IMF dan World Bank selalu berusaha meyakinkan bahwa liberalisasi dan globalisasi akan memicu pertumbuhan. Padahal belum ada teori maupun bukti bahwa liberalisasi pasar betul-betul dapat memacu pertumbuhan (Stiglitz,2001) Pasar bebas justru membuat pasar domestik tidak efisien jika ada pihak-pihak melakukan monopoli. Masuknya produk asing justru mendesak dan mematikan produk dalam negeri sehingga bukannya pertumbuhan yang timbul tapi justru penggangguran terutama di sektor industri dan pertanian.
Bahwa globalisasi akan membantu negara-negara sedang berkembang meningkatkatkan ekspor dan menyediakan barang dan jasa dengan harga murah. Hal ini juga cuma janji kosong, karena pada kenyataannya negara sedang berkembang justru berhadapan dengan produk dari negara maju yang lebih berkualitas dan harga yang lebih murah. Sedangkan produk negara sedang berkembang sulit masuk ke pasar negara maju karena dihambat dengan berbagai cara.
Globalisasi akan menciptakan lapangan kerja.

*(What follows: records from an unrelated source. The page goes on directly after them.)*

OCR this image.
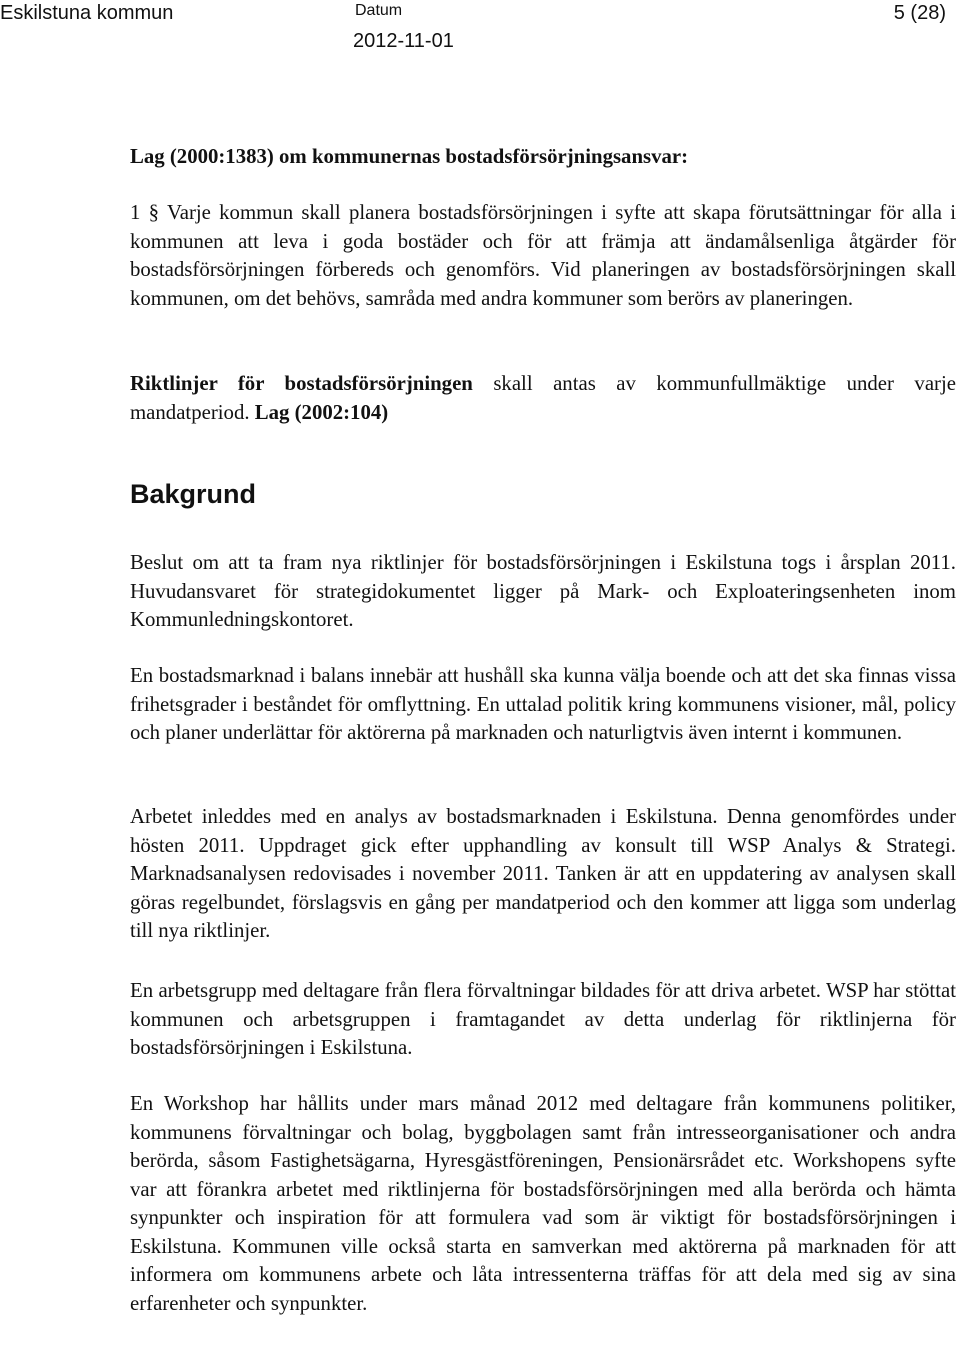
Eskilstuna kommun	Datum
2012-11-01
5 (28)

Lag (2000:1383) om kommunernas bostadsförsörjningsansvar:

1 § Varje kommun skall planera bostadsförsörjningen i syfte att skapa förutsättningar för alla i kommunen att leva i goda bostäder och för att främja att ändamålsenliga åtgärder för bostadsförsörjningen förbereds och genomförs. Vid planeringen av bostadsförsörjningen skall kommunen, om det behövs, samråda med andra kommuner som berörs av planeringen.

Riktlinjer för bostadsförsörjningen skall antas av kommunfullmäktige under varje mandatperiod. Lag (2002:104)

Bakgrund

Beslut om att ta fram nya riktlinjer för bostadsförsörjningen i Eskilstuna togs i årsplan 2011. Huvudansvaret för strategidokumentet ligger på Mark- och Exploateringsenheten inom Kommunledningskontoret.

En bostadsmarknad i balans innebär att hushåll ska kunna välja boende och att det ska finnas vissa frihetsgrader i beståndet för omflyttning. En uttalad politik kring kommunens visioner, mål, policy och planer underlättar för aktörerna på marknaden och naturligtvis även internt i kommunen.

Arbetet inleddes med en analys av bostadsmarknaden i Eskilstuna. Denna genomfördes under hösten 2011. Uppdraget gick efter upphandling av konsult till WSP Analys & Strategi. Marknadsanalysen redovisades i november 2011. Tanken är att en uppdatering av analysen skall göras regelbundet, förslagsvis en gång per mandatperiod och den kommer att ligga som underlag till nya riktlinjer.

En arbetsgrupp med deltagare från flera förvaltningar bildades för att driva arbetet. WSP har stöttat kommunen och arbetsgruppen i framtagandet av detta underlag för riktlinjerna för bostadsförsörjningen i Eskilstuna.

En Workshop har hållits under mars månad 2012 med deltagare från kommunens politiker, kommunens förvaltningar och bolag, byggbolagen samt från intresseorganisationer och andra berörda, såsom Fastighetsägarna, Hyresgästföreningen, Pensionärsrådet etc. Workshopens syfte var att förankra arbetet med riktlinjerna för bostadsförsörjningen med alla berörda och hämta synpunkter och inspiration för att formulera vad som är viktigt för bostadsförsörjningen i Eskilstuna. Kommunen ville också starta en samverkan med aktörerna på marknaden för att informera om kommunens arbete och låta intressenterna träffas för att dela med sig av sina erfarenheter och synpunkter.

Hal ini memang tujuan utama didirikannya IMF ; Bank Dunia GATT seperti disarankan oleh JM Keynes, yakni untuk mengatasi kegagalan pasar dan mendorong peran pemerintah dalam menciptakan lapangan kerja. Fakta di lapangan ternyata berbicara lain, justru munculnya TNCs di negara berkembang menimbulkan pengangguran karena biasanya bisnisnya bersifat capital intensive dan high technology. Menurut Susan George, 200 TNCs terbesar menguasai 25 % kekayaan dunia, tapi tidak banyak menyerap tenaga kerja. Sedangkan 6000 TNCs yang menguasai sepertiga perdagangan dunia hanya mampu menyerap kurang dari 1 % tenaga kerja dunia.
Globalisasi juga dikatakan akan mengurangi eksploitasi terhadap tenaga kerja perempuan dan anak-anak. Dalam prakteknya malah menunjukkan telah terjadi “feminisasi” tenaga kerja, yakni dominannya tenaga kerja perempuan disektor industri dengan upah yang rendah. Bahkan sebagian migran perempuan dari desa-desa itu terjebak trafficking (perdagangan perempuan antar negara).

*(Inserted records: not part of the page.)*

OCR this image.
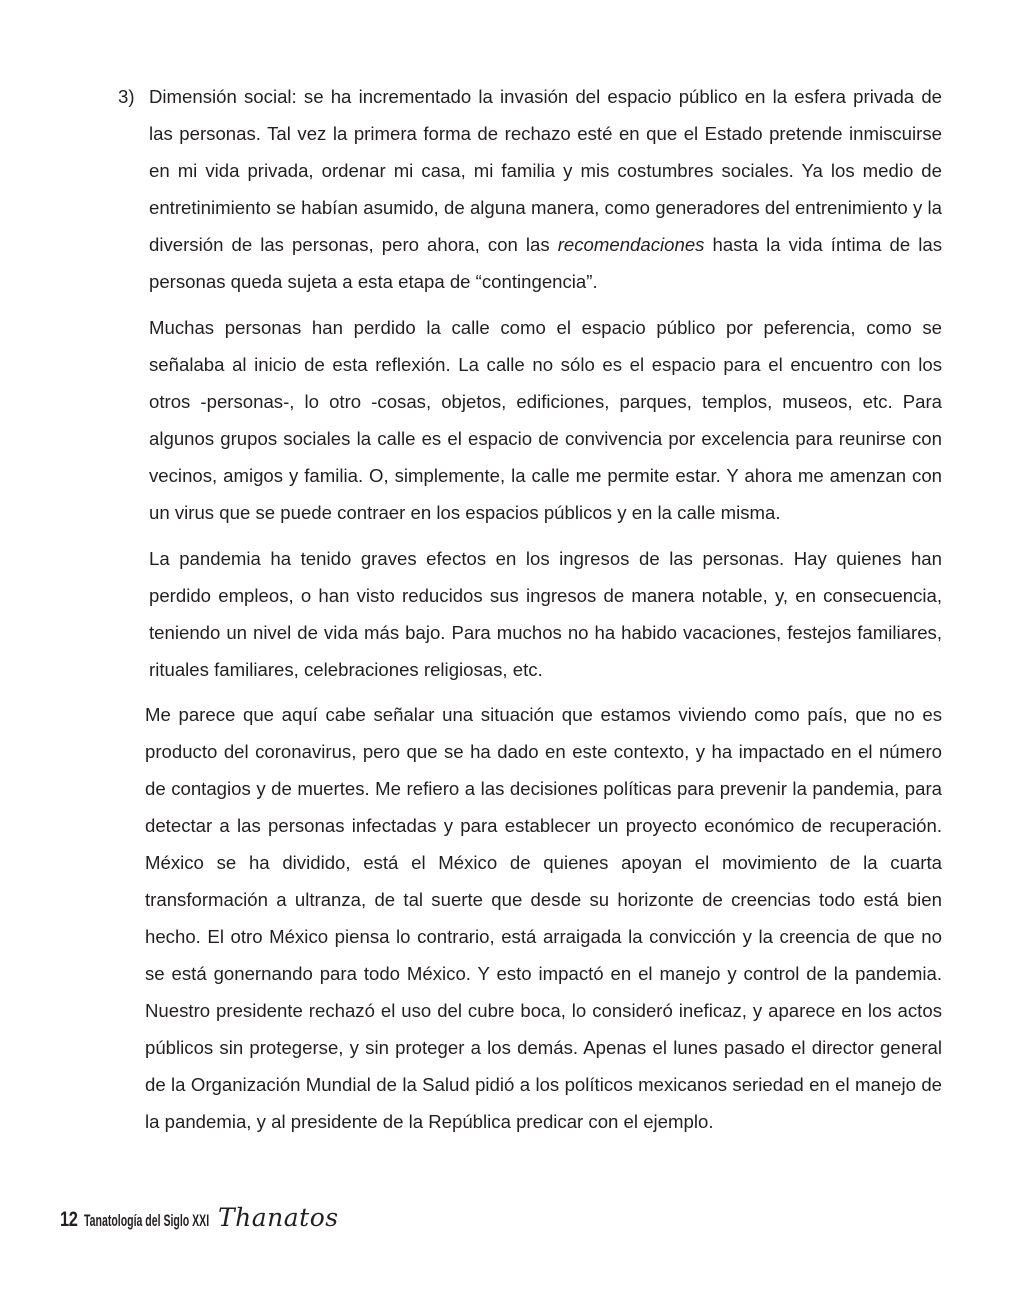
3) Dimensión social: se ha incrementado la invasión del espacio público en la esfera privada de las personas. Tal vez la primera forma de rechazo esté en que el Estado pretende inmiscuirse en mi vida privada, ordenar mi casa, mi familia y mis costumbres sociales. Ya los medio de entretinimiento se habían asumido, de alguna manera, como generadores del entrenimiento y la diversión de las personas, pero ahora, con las recomendaciones hasta la vida íntima de las personas queda sujeta a esta etapa de “contingencia”.

Muchas personas han perdido la calle como el espacio público por peferencia, como se señalaba al inicio de esta reflexión. La calle no sólo es el espacio para el encuentro con los otros -personas-, lo otro -cosas, objetos, edificiones, parques, templos, museos, etc. Para algunos grupos sociales la calle es el espacio de convivencia por excelencia para reunirse con vecinos, amigos y familia. O, simplemente, la calle me permite estar. Y ahora me amenzan con un virus que se puede contraer en los espacios públicos y en la calle misma.

La pandemia ha tenido graves efectos en los ingresos de las personas. Hay quienes han perdido empleos, o han visto reducidos sus ingresos de manera notable, y, en consecuencia, teniendo un nivel de vida más bajo. Para muchos no ha habido vacaciones, festejos familiares, rituales familiares, celebraciones religiosas, etc.

Me parece que aquí cabe señalar una situación que estamos viviendo como país, que no es producto del coronavirus, pero que se ha dado en este contexto, y ha impactado en el número de contagios y de muertes. Me refiero a las decisiones políticas para prevenir la pandemia, para detectar a las personas infectadas y para establecer un proyecto económico de recuperación. México se ha dividido, está el México de quienes apoyan el movimiento de la cuarta transformación a ultranza, de tal suerte que desde su horizonte de creencias todo está bien hecho. El otro México piensa lo contrario, está arraigada la convicción y la creencia de que no se está gonernando para todo México. Y esto impactó en el manejo y control de la pandemia. Nuestro presidente rechazó el uso del cubre boca, lo consideró ineficaz, y aparece en los actos públicos sin protegerse, y sin proteger a los demás. Apenas el lunes pasado el director general de la Organización Mundial de la Salud pidió a los políticos mexicanos seriedad en el manejo de la pandemia, y al presidente de la República predicar con el ejemplo.

12 Tanatología del Siglo XXI Thanatos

2. Dampak Globalisasi Ekonomi Terhadap Indonesia.
Sejak tahun 1993, OECD sudah memberi sinyal Indonesia akan dirugikan dengan berlakunya liberalisasi perdagangan internasional. Akan tetapi Soeharto sebagai penguasa Orde Baru yakin sekali dengan prakarsa perdagangan bebas. Akhirnya yang terjadi adalah ramalan OECD tersebut terbukti, yakni Indonesia justru menghadapi persaingan baru dari negara-negara maju yang mampu menghasilkan produk dengan kualitas baik dan harga bersaing, sedang produk Indonesia sulit masuk ke pasar negara maju karena dihambat dengan pencabutan fasilitas kemudahan ekspor yang bernama Generalized System of Preference. GSP ini merupakan fasilitas yang diberikan oleh Departemen Perdagangan AS kepada sejumlah negara untuk mengurangi dan menghilangkan pajak impor bagi negara yang dianggap berdagang secara “sehat“ dengan AS.

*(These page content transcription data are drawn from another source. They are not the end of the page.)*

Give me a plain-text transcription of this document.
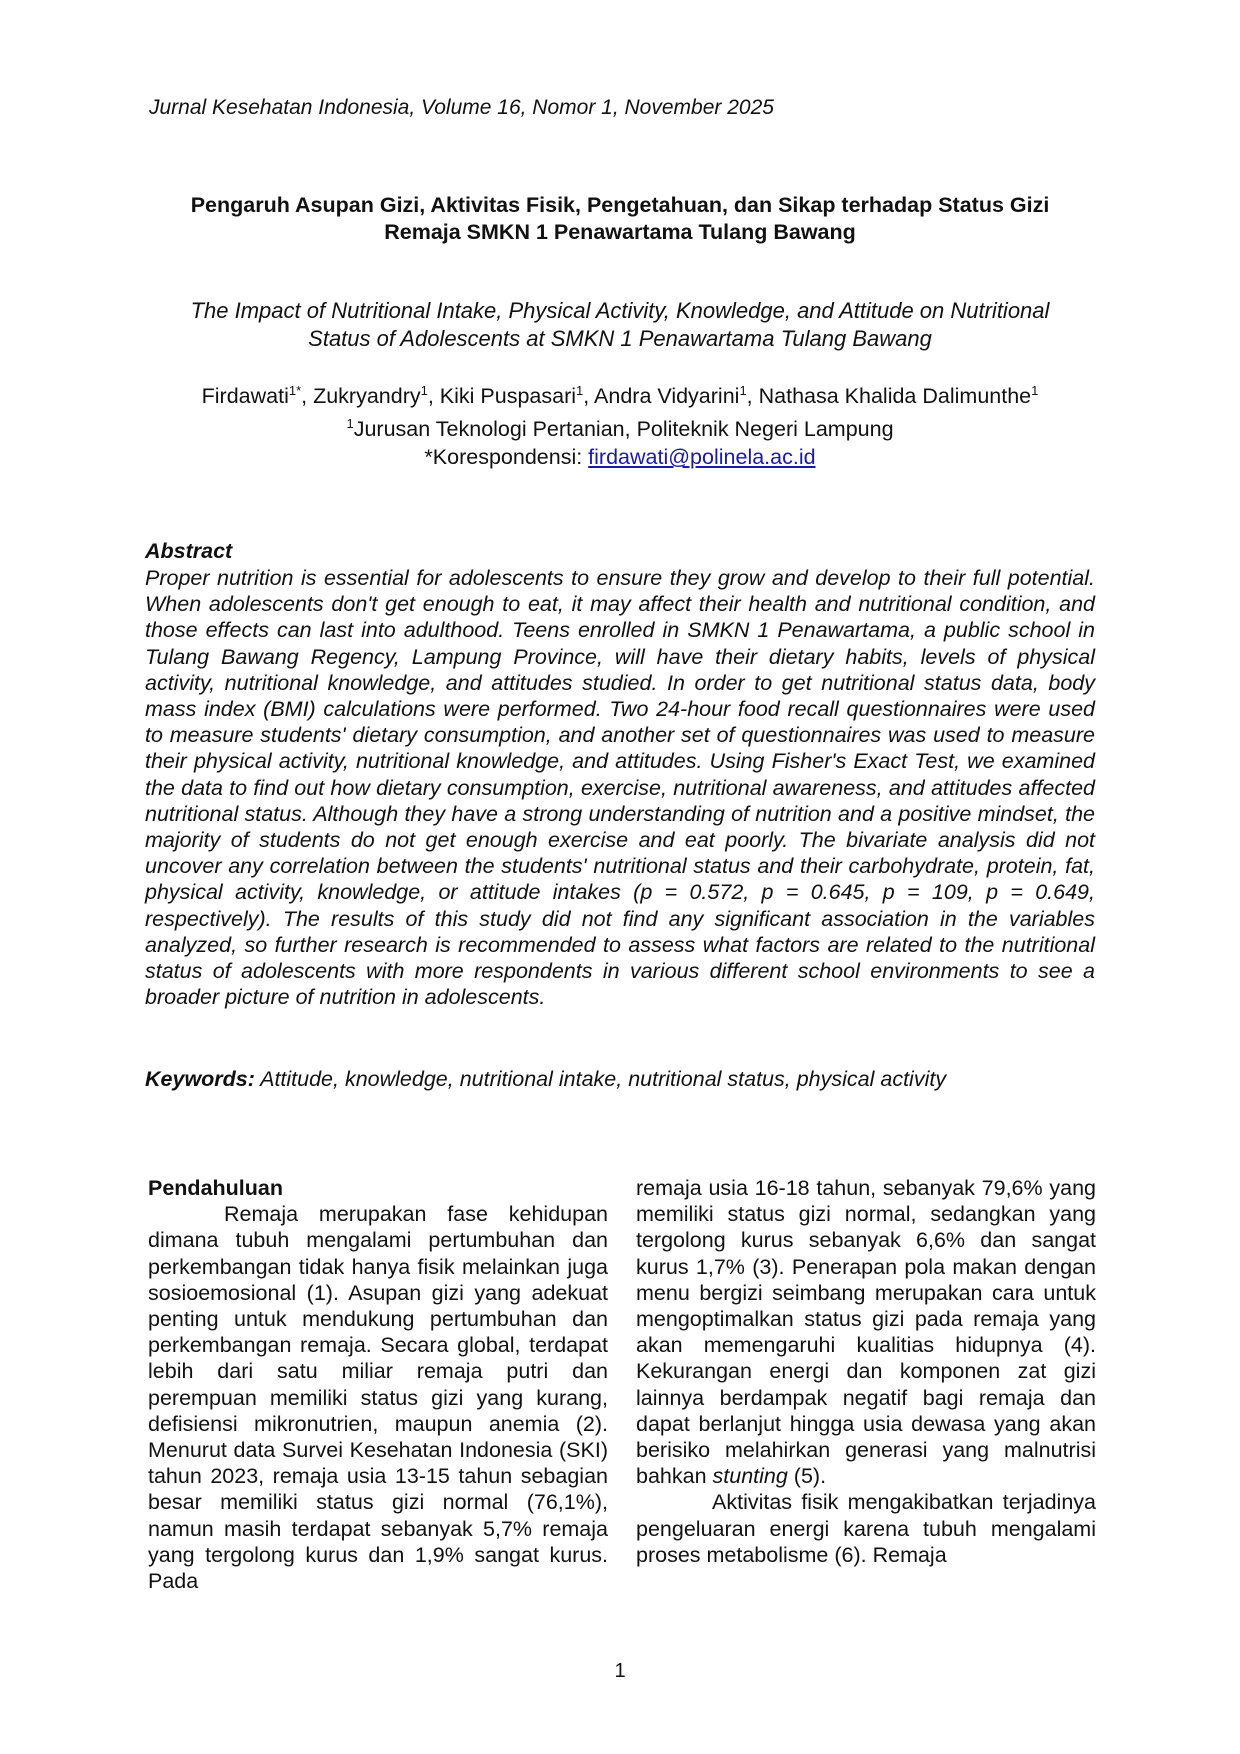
Jurnal Kesehatan Indonesia, Volume 16, Nomor 1, November 2025
Pengaruh Asupan Gizi, Aktivitas Fisik, Pengetahuan, dan Sikap terhadap Status Gizi
Remaja SMKN 1 Penawartama Tulang Bawang
The Impact of Nutritional Intake, Physical Activity, Knowledge, and Attitude on Nutritional
Status of Adolescents at SMKN 1 Penawartama Tulang Bawang
Firdawati$^{1*}$, Zukryandry$^1$, Kiki Puspasari$^1$, Andra Vidyarini$^1$, Nathasa Khalida Dalimunthe$^1$
$^1$Jurusan Teknologi Pertanian, Politeknik Negeri Lampung
*Korespondensi: firdawati@polinela.ac.id
Abstract

Proper nutrition is essential for adolescents to ensure they grow and develop to their full potential. When adolescents don't get enough to eat, it may affect their health and nutritional condition, and those effects can last into adulthood. Teens enrolled in SMKN 1 Penawartama, a public school in Tulang Bawang Regency, Lampung Province, will have their dietary habits, levels of physical activity, nutritional knowledge, and attitudes studied. In order to get nutritional status data, body mass index (BMI) calculations were performed. Two 24-hour food recall questionnaires were used to measure students' dietary consumption, and another set of questionnaires was used to measure their physical activity, nutritional knowledge, and attitudes. Using Fisher's Exact Test, we examined the data to find out how dietary consumption, exercise, nutritional awareness, and attitudes affected nutritional status. Although they have a strong understanding of nutrition and a positive mindset, the majority of students do not get enough exercise and eat poorly. The bivariate analysis did not uncover any correlation between the students' nutritional status and their carbohydrate, protein, fat, physical activity, knowledge, or attitude intakes (p = 0.572, p = 0.645, p = 109, p = 0.649, respectively). The results of this study did not find any significant association in the variables analyzed, so further research is recommended to assess what factors are related to the nutritional status of adolescents with more respondents in various different school environments to see a broader picture of nutrition in adolescents.

Keywords: Attitude, knowledge, nutritional intake, nutritional status, physical activity
Pendahuluan

Remaja merupakan fase kehidupan dimana tubuh mengalami pertumbuhan dan perkembangan tidak hanya fisik melainkan juga sosioemosional (1). Asupan gizi yang adekuat penting untuk mendukung pertumbuhan dan perkembangan remaja. Secara global, terdapat lebih dari satu miliar remaja putri dan perempuan memiliki status gizi yang kurang, defisiensi mikronutrien, maupun anemia (2). Menurut data Survei Kesehatan Indonesia (SKI) tahun 2023, remaja usia 13-15 tahun sebagian besar memiliki status gizi normal (76,1%), namun masih terdapat sebanyak 5,7% remaja yang tergolong kurus dan 1,9% sangat kurus. Pada

remaja usia 16-18 tahun, sebanyak 79,6% yang memiliki status gizi normal, sedangkan yang tergolong kurus sebanyak 6,6% dan sangat kurus 1,7% (3). Penerapan pola makan dengan menu bergizi seimbang merupakan cara untuk mengoptimalkan status gizi pada remaja yang akan memengaruhi kualitias hidupnya (4). Kekurangan energi dan komponen zat gizi lainnya berdampak negatif bagi remaja dan dapat berlanjut hingga usia dewasa yang akan berisiko melahirkan generasi yang malnutrisi bahkan stunting (5).

Aktivitas fisik mengakibatkan terjadinya pengeluaran energi karena tubuh mengalami proses metabolisme (6). Remaja

1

Sejak peristiwa WTC 11 September 2001, AS khususnya melakukan proteksi yang dikemas dengan istilah undang-undang bio-terrorism, iso-labeling, eco-labeling, ditambah embargo ekonomi dan sangsi ekonomi. Peristiwa Santa Cruz di Timor Timur (waktu itu) membuat Indonesia diembargo dalam pengadaan alat militer dan juga perdagangan ekspor Indonesia ke AS. Tekanan paling keras dilakukan AS terhadap negara industri baru di Asia Timur termasuk Indonesia. Hal ini dilakukan oleh AS guna menyeimbangkan neraca perdagangan As yang merosot pada beberapa tahun terakhir ini. Hal ini tentu berdampak pada perekonomian nasional karena masuknya produk asing, embargo, dan proteksi negara tujuan ekspor khususnya AS menjadikan daya saing produk domestik lemah dan munculnya efek domino karena tutupnya sejumlah industri, yaitu PHK dan pengangguran.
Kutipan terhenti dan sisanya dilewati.